I am pleased to be able to report that the fire is nearly over now. According to local newcasters, it was the worst in ten years. It is thought that it may have started with a lightening strike during the morning's thunder storm, which was much worse just along the coast from us towards Almeria.
Cabrera village, up on the affected mountainside, suffered quite a lot of damage. The restaurant was completely destroyed when their gas bottles blew up. Some twenty cortijos were also lost around there. There was a warning to home owners to move their gas bottles into their swimming pool if they had one. An area of Mojacar was evacuuated when another fire started but this may have been a separate incident, or may have been started by sparks from the original fire. According to media reports, over 2,000 heactacres (20 square km) were burnt. During the night the Spanish army moved in with large machinery to build fire breaks, to protect the towns of Turre and Mojacar. There are still small areas of smouldering fire, but it is mostly under control now. Everyone is just praying that the wind doesn't get up again this afternoon and fan the flames once more.

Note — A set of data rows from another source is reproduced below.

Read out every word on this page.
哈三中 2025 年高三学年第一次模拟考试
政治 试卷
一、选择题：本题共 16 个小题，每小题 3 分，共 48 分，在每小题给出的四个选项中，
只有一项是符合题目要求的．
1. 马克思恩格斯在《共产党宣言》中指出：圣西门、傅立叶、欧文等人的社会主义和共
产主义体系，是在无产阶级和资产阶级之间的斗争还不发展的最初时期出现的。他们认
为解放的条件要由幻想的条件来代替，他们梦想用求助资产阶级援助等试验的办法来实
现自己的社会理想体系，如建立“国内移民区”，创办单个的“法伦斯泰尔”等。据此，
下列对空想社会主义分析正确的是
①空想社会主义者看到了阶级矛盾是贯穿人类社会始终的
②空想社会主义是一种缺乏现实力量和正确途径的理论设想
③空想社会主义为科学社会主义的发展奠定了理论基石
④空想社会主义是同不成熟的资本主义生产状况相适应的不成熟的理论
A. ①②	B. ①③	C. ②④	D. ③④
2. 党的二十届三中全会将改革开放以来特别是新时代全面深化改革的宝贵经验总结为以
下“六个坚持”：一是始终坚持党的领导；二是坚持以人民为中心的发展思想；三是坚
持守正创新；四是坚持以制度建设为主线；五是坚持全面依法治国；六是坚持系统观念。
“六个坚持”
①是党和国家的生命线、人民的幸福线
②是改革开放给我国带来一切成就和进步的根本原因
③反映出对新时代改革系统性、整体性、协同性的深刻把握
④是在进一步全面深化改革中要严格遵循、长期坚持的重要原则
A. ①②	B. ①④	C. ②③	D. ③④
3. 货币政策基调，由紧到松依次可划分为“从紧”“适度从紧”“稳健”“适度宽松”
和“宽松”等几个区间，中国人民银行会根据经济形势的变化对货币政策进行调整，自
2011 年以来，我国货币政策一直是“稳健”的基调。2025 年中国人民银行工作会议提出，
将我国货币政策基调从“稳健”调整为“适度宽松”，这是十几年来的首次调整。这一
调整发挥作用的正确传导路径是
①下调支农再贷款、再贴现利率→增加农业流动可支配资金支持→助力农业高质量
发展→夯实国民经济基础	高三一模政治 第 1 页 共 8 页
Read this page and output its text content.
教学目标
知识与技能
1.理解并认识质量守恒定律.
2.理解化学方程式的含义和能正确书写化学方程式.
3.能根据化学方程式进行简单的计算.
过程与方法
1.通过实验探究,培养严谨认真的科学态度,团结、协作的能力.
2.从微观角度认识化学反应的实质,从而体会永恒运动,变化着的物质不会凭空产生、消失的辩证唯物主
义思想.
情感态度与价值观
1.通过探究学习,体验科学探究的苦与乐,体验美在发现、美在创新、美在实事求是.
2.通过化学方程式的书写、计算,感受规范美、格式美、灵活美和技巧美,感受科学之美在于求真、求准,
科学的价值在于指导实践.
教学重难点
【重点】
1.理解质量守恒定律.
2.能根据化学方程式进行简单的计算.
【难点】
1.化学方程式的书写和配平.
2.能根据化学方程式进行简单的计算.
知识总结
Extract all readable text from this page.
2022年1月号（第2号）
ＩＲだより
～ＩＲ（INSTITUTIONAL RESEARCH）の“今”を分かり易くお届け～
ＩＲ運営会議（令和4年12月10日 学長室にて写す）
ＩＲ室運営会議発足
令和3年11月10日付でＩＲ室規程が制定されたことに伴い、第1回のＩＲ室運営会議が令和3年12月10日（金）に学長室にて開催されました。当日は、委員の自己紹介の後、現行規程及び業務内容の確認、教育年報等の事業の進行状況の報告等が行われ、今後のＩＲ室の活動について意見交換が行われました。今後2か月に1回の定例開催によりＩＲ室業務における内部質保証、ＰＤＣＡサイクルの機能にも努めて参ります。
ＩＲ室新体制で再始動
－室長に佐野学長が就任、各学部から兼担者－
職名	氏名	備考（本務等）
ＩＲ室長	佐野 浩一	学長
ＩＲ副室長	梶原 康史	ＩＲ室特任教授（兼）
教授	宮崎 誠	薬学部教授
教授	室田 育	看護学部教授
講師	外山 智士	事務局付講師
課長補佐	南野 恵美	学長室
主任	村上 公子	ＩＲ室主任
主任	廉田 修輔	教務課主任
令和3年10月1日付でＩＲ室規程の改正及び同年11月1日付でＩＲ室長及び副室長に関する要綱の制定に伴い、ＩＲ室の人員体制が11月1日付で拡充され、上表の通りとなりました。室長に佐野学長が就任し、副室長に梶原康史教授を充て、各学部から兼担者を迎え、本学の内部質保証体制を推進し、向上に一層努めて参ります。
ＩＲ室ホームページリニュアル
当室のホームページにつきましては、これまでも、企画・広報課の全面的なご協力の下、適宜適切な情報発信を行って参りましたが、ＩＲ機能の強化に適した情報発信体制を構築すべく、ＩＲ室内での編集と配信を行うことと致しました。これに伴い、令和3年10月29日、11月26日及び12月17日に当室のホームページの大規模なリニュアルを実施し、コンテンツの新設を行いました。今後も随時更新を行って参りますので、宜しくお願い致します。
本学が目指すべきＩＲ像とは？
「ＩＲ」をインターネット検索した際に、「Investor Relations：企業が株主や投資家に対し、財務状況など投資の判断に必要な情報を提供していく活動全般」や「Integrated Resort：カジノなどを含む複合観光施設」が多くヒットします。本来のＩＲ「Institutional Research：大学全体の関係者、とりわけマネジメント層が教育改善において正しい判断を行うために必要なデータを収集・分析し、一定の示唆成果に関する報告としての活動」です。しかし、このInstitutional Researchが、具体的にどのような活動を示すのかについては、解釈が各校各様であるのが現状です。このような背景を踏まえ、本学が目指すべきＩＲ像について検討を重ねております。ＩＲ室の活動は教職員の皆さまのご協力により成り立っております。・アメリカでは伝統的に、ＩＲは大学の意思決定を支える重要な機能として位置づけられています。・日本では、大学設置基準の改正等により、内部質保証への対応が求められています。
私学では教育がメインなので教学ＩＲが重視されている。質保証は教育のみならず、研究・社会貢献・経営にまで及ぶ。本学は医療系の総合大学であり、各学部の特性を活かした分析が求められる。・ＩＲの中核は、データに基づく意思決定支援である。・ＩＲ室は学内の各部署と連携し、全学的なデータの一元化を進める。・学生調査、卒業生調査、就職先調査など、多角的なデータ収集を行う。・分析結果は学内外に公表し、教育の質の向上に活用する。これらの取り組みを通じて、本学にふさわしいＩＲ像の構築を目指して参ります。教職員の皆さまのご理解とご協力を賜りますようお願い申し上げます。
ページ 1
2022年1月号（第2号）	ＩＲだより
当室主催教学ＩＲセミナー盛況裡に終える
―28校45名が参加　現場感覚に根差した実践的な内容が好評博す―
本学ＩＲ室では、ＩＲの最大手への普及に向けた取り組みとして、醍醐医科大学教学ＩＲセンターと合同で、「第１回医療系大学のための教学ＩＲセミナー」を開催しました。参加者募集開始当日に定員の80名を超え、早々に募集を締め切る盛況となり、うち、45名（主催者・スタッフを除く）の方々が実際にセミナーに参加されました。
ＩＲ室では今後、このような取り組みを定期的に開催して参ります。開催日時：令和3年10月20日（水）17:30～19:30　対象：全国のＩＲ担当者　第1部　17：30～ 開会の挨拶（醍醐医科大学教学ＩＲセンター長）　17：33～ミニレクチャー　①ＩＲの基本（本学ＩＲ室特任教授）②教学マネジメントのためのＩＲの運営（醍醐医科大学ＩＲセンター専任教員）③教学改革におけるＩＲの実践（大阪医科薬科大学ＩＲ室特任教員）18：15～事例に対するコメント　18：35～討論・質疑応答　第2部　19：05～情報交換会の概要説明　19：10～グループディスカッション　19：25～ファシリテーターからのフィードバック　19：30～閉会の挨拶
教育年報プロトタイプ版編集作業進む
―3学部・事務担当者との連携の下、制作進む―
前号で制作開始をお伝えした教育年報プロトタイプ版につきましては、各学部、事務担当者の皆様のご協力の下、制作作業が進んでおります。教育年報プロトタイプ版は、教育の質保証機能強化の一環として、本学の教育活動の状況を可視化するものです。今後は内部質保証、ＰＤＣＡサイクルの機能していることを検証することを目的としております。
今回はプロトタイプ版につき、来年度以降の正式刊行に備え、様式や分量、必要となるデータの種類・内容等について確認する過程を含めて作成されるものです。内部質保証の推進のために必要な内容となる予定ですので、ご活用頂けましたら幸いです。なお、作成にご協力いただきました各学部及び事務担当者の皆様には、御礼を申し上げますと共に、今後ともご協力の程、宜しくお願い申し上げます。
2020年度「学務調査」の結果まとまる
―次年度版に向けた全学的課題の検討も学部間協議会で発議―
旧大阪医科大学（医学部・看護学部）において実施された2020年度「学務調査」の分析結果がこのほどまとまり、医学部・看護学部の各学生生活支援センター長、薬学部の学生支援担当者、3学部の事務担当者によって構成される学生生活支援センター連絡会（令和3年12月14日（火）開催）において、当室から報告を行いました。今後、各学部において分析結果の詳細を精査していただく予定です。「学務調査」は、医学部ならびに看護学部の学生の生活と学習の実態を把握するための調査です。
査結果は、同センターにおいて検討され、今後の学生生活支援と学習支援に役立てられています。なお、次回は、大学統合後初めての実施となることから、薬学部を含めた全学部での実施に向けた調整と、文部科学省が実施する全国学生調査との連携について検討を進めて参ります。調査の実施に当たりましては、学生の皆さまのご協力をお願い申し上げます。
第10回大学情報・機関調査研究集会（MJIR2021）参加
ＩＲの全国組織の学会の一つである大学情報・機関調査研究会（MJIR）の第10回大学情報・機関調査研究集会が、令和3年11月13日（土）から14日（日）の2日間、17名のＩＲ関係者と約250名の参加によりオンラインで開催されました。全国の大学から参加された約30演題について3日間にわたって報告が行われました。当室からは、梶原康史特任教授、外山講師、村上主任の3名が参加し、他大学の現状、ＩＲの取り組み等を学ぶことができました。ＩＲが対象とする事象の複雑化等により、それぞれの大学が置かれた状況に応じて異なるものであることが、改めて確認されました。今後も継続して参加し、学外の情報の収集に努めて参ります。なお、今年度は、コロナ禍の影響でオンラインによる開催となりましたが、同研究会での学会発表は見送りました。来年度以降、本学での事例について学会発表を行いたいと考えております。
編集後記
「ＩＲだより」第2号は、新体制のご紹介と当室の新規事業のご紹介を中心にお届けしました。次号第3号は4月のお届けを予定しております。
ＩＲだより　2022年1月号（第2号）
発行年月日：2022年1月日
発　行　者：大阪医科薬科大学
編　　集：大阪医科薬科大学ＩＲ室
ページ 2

This morning I went to my usual sewing group in Turre. That part of the road had reopened, but the road up to Cabrera was still cordonned off. Home owners are hoping to be allowed back up there tonight. I saw huge swathes of blackened land, quite close to the road. The fire had moved a lot further down into the valley before it started to climb up the mountains. In Turre itself the gutters were lined with piles of soot and ash like little black 'snow drifts'.
Let's hope it is at least another ten years before everyone has to experience such a thing again.